Written by Brian Nelson

Starring
Ellen Page, Patrick Wilson, Sandra Oh and Jennifer Holmes


Hayley (Ellen Page), a precocious 14-year-old, agrees to meet Jeff (Patrick Wilson), a 32-year-old photographer who has befriended her in an online chat room. They meet in a coffee shop called Nighthawks and from there go back to his spacious and isolated hilltop house, where he does nothing to discourage her from drinking copious amounts of vodka.

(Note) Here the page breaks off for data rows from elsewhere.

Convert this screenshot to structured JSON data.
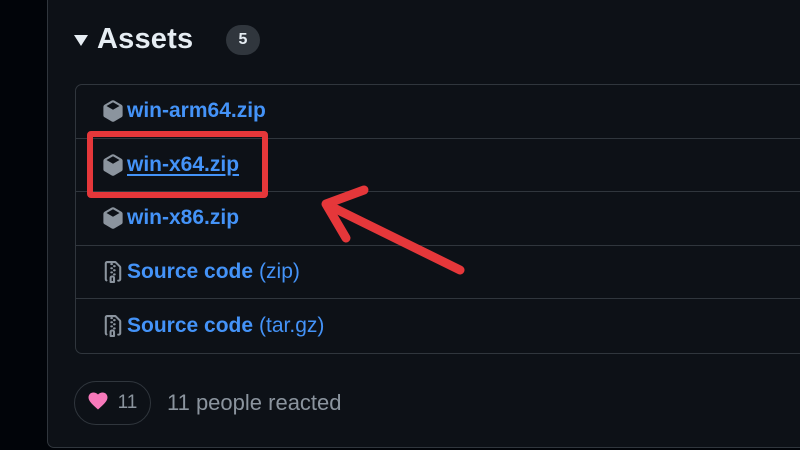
{
  "assets": {
    "title": "Assets",
    "count": "5",
    "items": [
      {
        "name": "win-arm64.zip",
        "suffix": "",
        "icon": "package-icon"
      },
      {
        "name": "win-x64.zip",
        "suffix": "",
        "icon": "package-icon"
      },
      {
        "name": "win-x86.zip",
        "suffix": "",
        "icon": "package-icon"
      },
      {
        "name": "Source code",
        "suffix": "(zip)",
        "icon": "file-zip-icon"
      },
      {
        "name": "Source code",
        "suffix": "(tar.gz)",
        "icon": "file-zip-icon"
      }
    ]
  },
  "reactions": {
    "emoji_icon": "heart-icon",
    "count": "11",
    "summary": "11 people reacted"
  },
  "annotation": {
    "highlight_color": "#e5373a",
    "highlighted_item": "win-x64.zip"
  },
  "colors": {
    "link": "#4493f8",
    "background": "#0d1117",
    "border": "#30363d"
  }
}
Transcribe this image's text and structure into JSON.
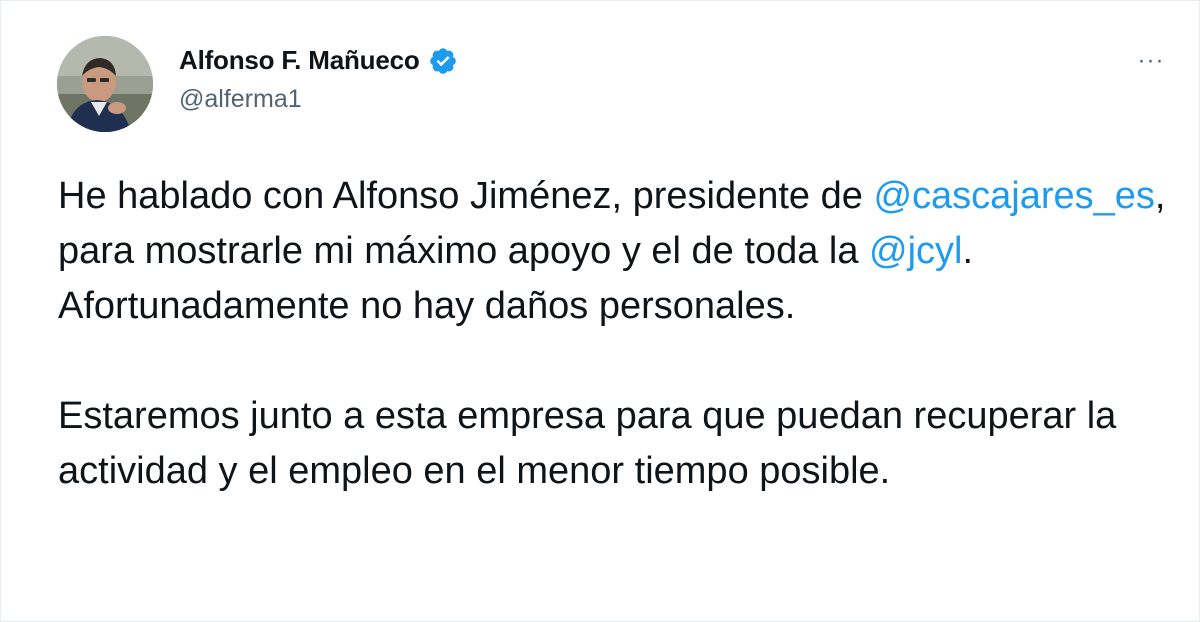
{
  "author": {
    "display_name": "Alfonso F. Mañueco",
    "handle": "@alferma1",
    "verified": true,
    "verified_icon": "verified-badge-icon",
    "avatar": "profile-photo"
  },
  "menu": {
    "more_label": "···",
    "more_icon": "more-horizontal-icon"
  },
  "tweet": {
    "p1_part1": "He hablado con Alfonso Jiménez, presidente de ",
    "mention1": "@cascajares_es",
    "p1_part2": ", para mostrarle mi máximo apoyo y el de toda la ",
    "mention2": "@jcyl",
    "p1_part3": ". Afortunadamente no hay daños personales.",
    "p2": "Estaremos junto a esta empresa para que puedan recuperar la actividad y el empleo en el menor tiempo posible."
  },
  "colors": {
    "link": "#1d9bf0",
    "text": "#0f1419",
    "secondary": "#536471",
    "border": "#e6ecf0"
  }
}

The walls of the house are adorned with photographs of Jeff’s teenage models.

The stage is now set for Hayley to turn the tables and play dangerous mind games with a man she accuses of being a paedophile – drugging and torturing him in the process and exhibiting an impressive, not to say unlikely, amount of physical strength.

This independent psychological thriller cost less than $1 million to make. It was generally well received by critics, although a degree of controversy was caused by the subject matter. I am not sure why the film critic Mark Kermode thinks the film is “funny”, but it did promote a wide range of reactions. This was a breakthrough role for Ellen Page, who subsequently received an Academy Award nomination for her performance in ‘Juno’. Director David Slade and writer Brian Nelson went on to make the vampire movie ’30 Days of Night’.

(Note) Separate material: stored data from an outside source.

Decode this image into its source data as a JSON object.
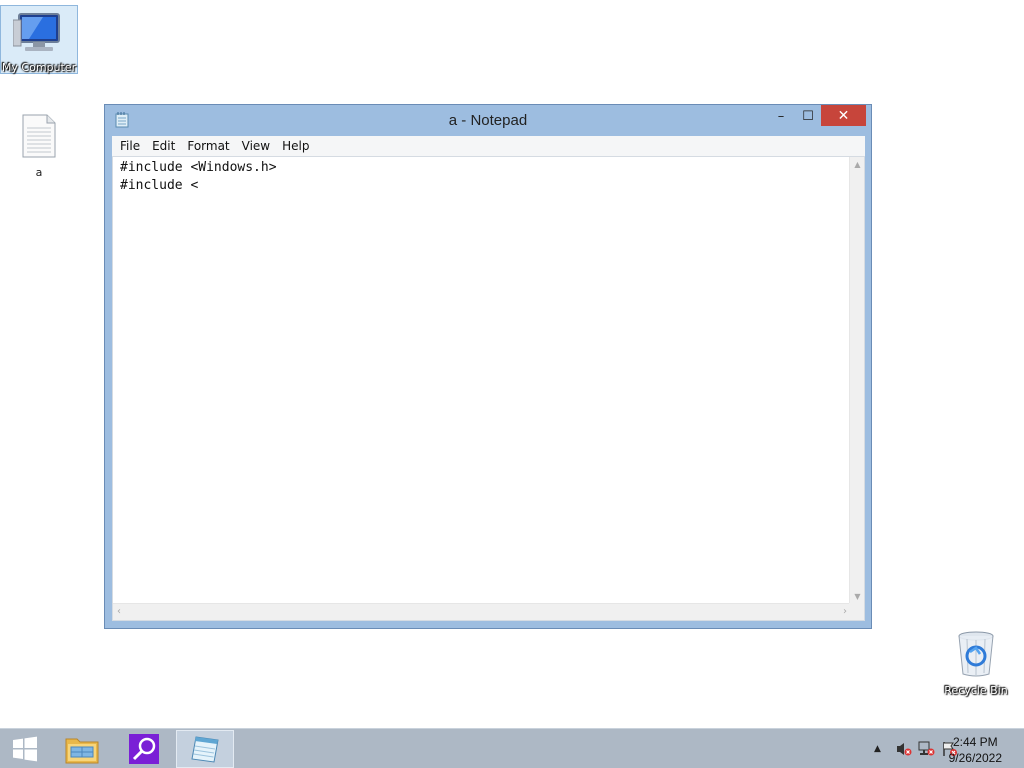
{
  "desktop": {
    "icons": [
      {
        "label": "My Computer",
        "icon": "computer-icon"
      },
      {
        "label": "a",
        "icon": "text-file-icon"
      },
      {
        "label": "Recycle Bin",
        "icon": "recycle-bin-icon"
      }
    ]
  },
  "window": {
    "title": "a - Notepad",
    "icon": "notepad-icon",
    "controls": {
      "minimize": "–",
      "maximize": "☐",
      "close": "✕"
    },
    "menu": [
      "File",
      "Edit",
      "Format",
      "View",
      "Help"
    ],
    "content": "#include <Windows.h>\n#include <"
  },
  "taskbar": {
    "items": [
      {
        "name": "start",
        "icon": "windows-logo-icon"
      },
      {
        "name": "file-explorer",
        "icon": "folder-icon"
      },
      {
        "name": "search",
        "icon": "magnifier-icon"
      },
      {
        "name": "notepad",
        "icon": "notepad-icon",
        "active": true
      }
    ],
    "tray": {
      "icons": [
        "chevron-up-icon",
        "volume-muted-icon",
        "network-error-icon",
        "action-center-error-icon"
      ],
      "time": "2:44 PM",
      "date": "9/26/2022"
    }
  },
  "colors": {
    "window_frame": "#9dbde0",
    "close_button": "#c7453b",
    "taskbar": "#adb8c5",
    "search_tile": "#7a1fd6"
  }
}
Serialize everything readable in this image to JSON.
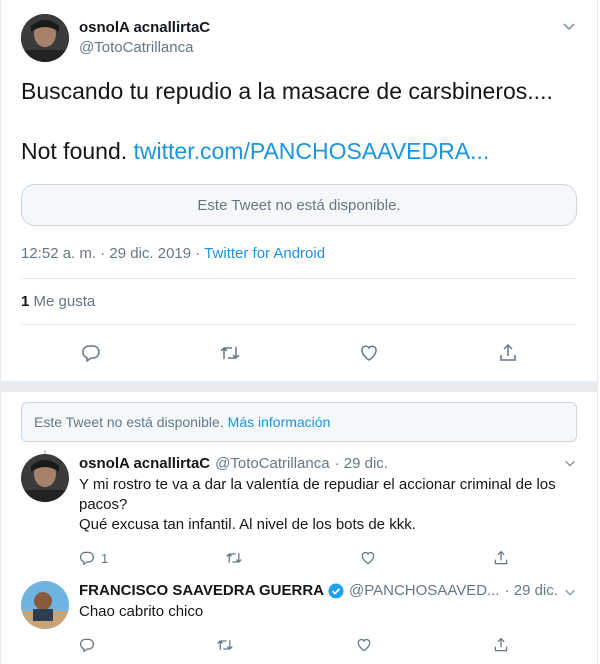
{
  "main_tweet": {
    "user_name": "osnolA acnallirtaC",
    "user_handle": "@TotoCatrillanca",
    "text_line1": "Buscando tu repudio a la masacre de carsbineros....",
    "text_line2_plain": "Not found.",
    "text_line2_link": "twitter.com/PANCHOSAAVEDRA...",
    "quoted_unavailable": "Este Tweet no está disponible.",
    "time": "12:52 a. m. · 29 dic. 2019 ·",
    "source": "Twitter for Android",
    "like_count": "1",
    "like_label": "Me gusta"
  },
  "thread": {
    "unavailable_text": "Este Tweet no está disponible.",
    "unavailable_link": "Más información",
    "reply1": {
      "user_name": "osnolA acnallirtaC",
      "user_handle": "@TotoCatrillanca",
      "time": "· 29 dic.",
      "text_line1": "Y mi rostro te va a dar la valentía de repudiar el accionar criminal de los pacos?",
      "text_line2": "Qué excusa tan infantil. Al nivel de los bots de kkk.",
      "reply_count": "1"
    },
    "reply2": {
      "user_name": "FRANCISCO SAAVEDRA GUERRA",
      "user_handle": "@PANCHOSAAVED...",
      "time": "· 29 dic.",
      "text": "Chao cabrito chico"
    }
  },
  "colors": {
    "link": "#1b95e0",
    "muted": "#657786",
    "border": "#e6ecf0",
    "verified": "#1da1f2"
  },
  "icons": [
    "chevron-down-icon",
    "reply-icon",
    "retweet-icon",
    "like-icon",
    "share-icon",
    "verified-badge-icon"
  ]
}
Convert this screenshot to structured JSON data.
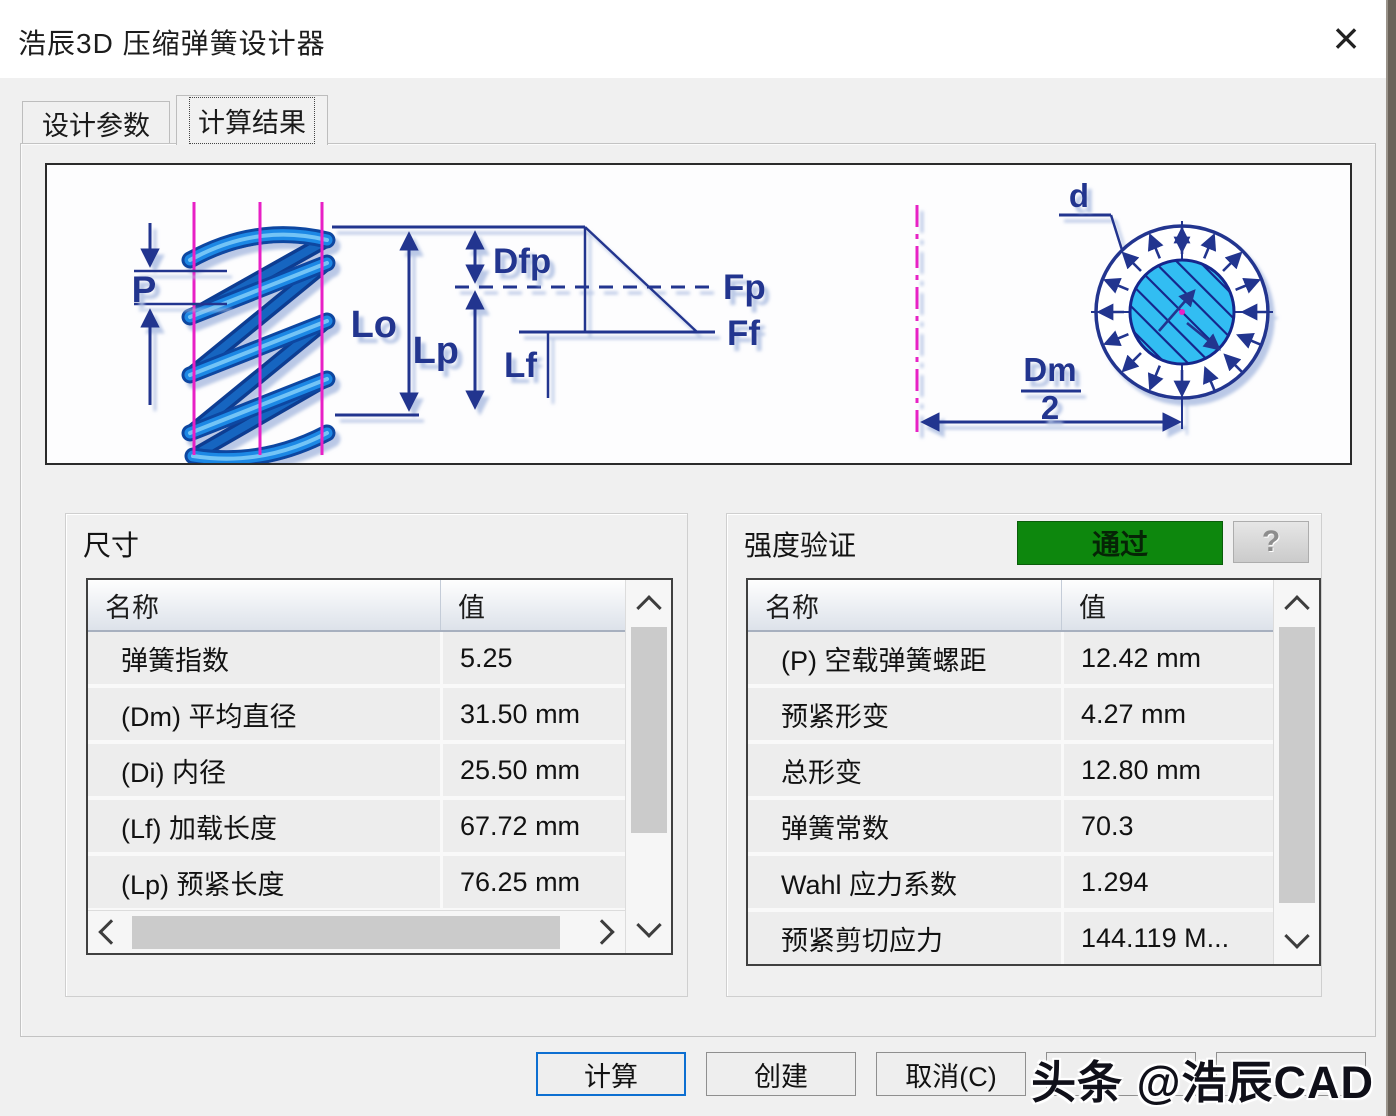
{
  "window": {
    "title": "浩辰3D 压缩弹簧设计器",
    "close_icon": "×"
  },
  "tabs": [
    {
      "label": "设计参数",
      "active": false
    },
    {
      "label": "计算结果",
      "active": true
    }
  ],
  "diagram": {
    "labels": {
      "pitch": "P",
      "free_length": "Lo",
      "preload_length": "Lp",
      "load_length": "Lf",
      "preload_deflection": "Dfp",
      "preload_force": "Fp",
      "load_force": "Ff",
      "wire_diameter": "d",
      "mean_diameter_numerator": "Dm",
      "mean_diameter_denominator": "2"
    }
  },
  "dimensions_group": {
    "title": "尺寸",
    "columns": {
      "name": "名称",
      "value": "值"
    },
    "rows": [
      {
        "name": "弹簧指数",
        "value": "5.25"
      },
      {
        "name": "(Dm) 平均直径",
        "value": "31.50 mm"
      },
      {
        "name": "(Di) 内径",
        "value": "25.50 mm"
      },
      {
        "name": "(Lf) 加载长度",
        "value": "67.72 mm"
      },
      {
        "name": "(Lp) 预紧长度",
        "value": "76.25 mm"
      }
    ]
  },
  "strength_group": {
    "title": "强度验证",
    "status_badge": "通过",
    "help_label": "?",
    "columns": {
      "name": "名称",
      "value": "值"
    },
    "rows": [
      {
        "name": "(P) 空载弹簧螺距",
        "value": "12.42 mm"
      },
      {
        "name": "预紧形变",
        "value": "4.27 mm"
      },
      {
        "name": "总形变",
        "value": "12.80 mm"
      },
      {
        "name": "弹簧常数",
        "value": "70.3"
      },
      {
        "name": "Wahl 应力系数",
        "value": "1.294"
      },
      {
        "name": "预紧剪切应力",
        "value": "144.119 M..."
      }
    ]
  },
  "footer": {
    "buttons": [
      {
        "label": "计算"
      },
      {
        "label": "创建"
      },
      {
        "label": "取消(C)"
      },
      {
        "label": ""
      },
      {
        "label": ""
      }
    ]
  },
  "watermark": "头条 @浩辰CAD",
  "colors": {
    "dialog_bg": "#f0f0f0",
    "titlebar_bg": "#ffffff",
    "pass_green": "#0d870d",
    "default_button_border": "#0d6fd1",
    "diagram_navy": "#24348f",
    "diagram_magenta": "#e820c5",
    "spring_blue": "#1e88e5",
    "section_cyan": "#33bdf2"
  }
}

The first thing to strike the viewer, aside from the confrontational subject, must surely be the performances of Page and Wilson, in what is basically a double header. They occupy all of the screen time and the other characters are no more than brief cameos in the story. Page, in particular, gets deep into the rage of her character, although I could never quite escape the impression that she was playing Juno once again, only in a much darker form.

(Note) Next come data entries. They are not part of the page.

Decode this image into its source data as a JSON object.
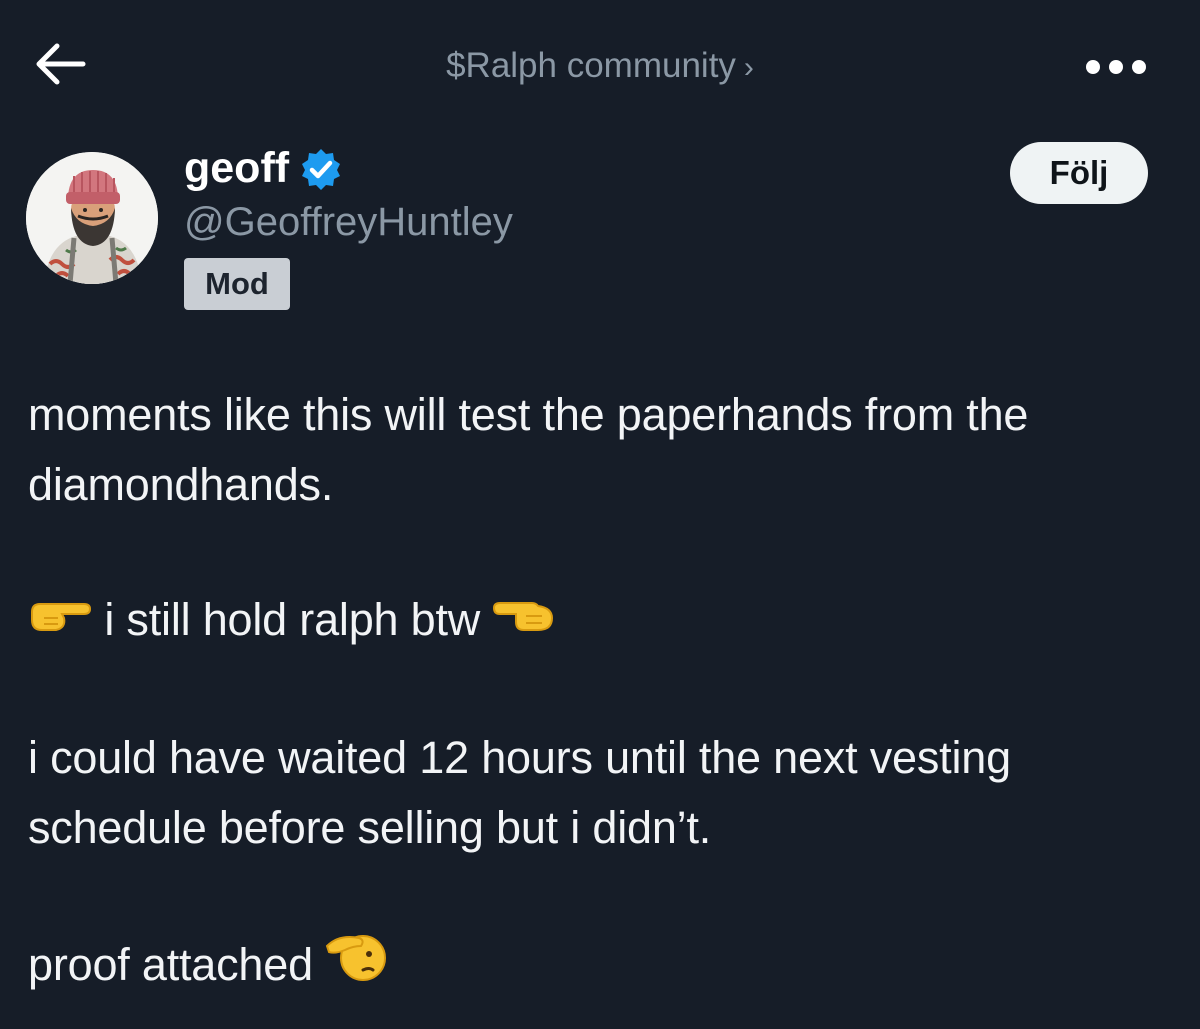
{
  "header": {
    "back_icon": "arrow-left-icon",
    "community_label": "$Ralph community",
    "community_chevron": "›",
    "more_icon": "more-horizontal-icon"
  },
  "author": {
    "display_name": "geoff",
    "verified_icon": "verified-badge-icon",
    "handle": "@GeoffreyHuntley",
    "badge": "Mod",
    "follow_label": "Följ"
  },
  "tweet": {
    "paragraph1": "moments like this will test the paperhands from the diamondhands.",
    "paragraph2": "i still hold ralph btw",
    "paragraph2_emoji_left": "backhand-index-pointing-right-emoji",
    "paragraph2_emoji_right": "backhand-index-pointing-right-emoji",
    "paragraph3": "i could have waited 12 hours until the next vesting schedule before selling but i didn’t.",
    "paragraph4": "proof attached",
    "paragraph4_emoji": "saluting-face-emoji"
  },
  "colors": {
    "background": "#161d28",
    "secondary_text": "#8b98a5",
    "verified_blue": "#1d9bf0",
    "follow_button_bg": "#eff3f4",
    "mod_badge_bg": "#c9ced4"
  }
}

I have to admit I am not entirely sure what the film is trying to say. On the one hand, it could be taken as a kind of updating of ‘Death Wish’, with Page as a teenage vigilante. Possibly it plays like an updating of Clint Eastwood’s quasi-mystical avenging angel in ‘High Plains Drifter’. There is a certain visceral enjoyment to be had from the thought of a paedophile being castrated by his intended victim, but the roles are blurred here. Who exactly is the predator and who is the prey? Are we supposed to hope that Jeff escapes from Hayley’s clutches? If not, does it mean we should recognise arbitrary torture as an acceptable form of punishment?

It is hard not to take the side of Hayley, but equally it is distinctly depressing to accept the degree of world-weary cynicism she has succumbed to. Page gives a performance nuanced enough so we never forget that Hayley is just 14-years-old and still somewhat childlike, emphasising her descent in psychosis.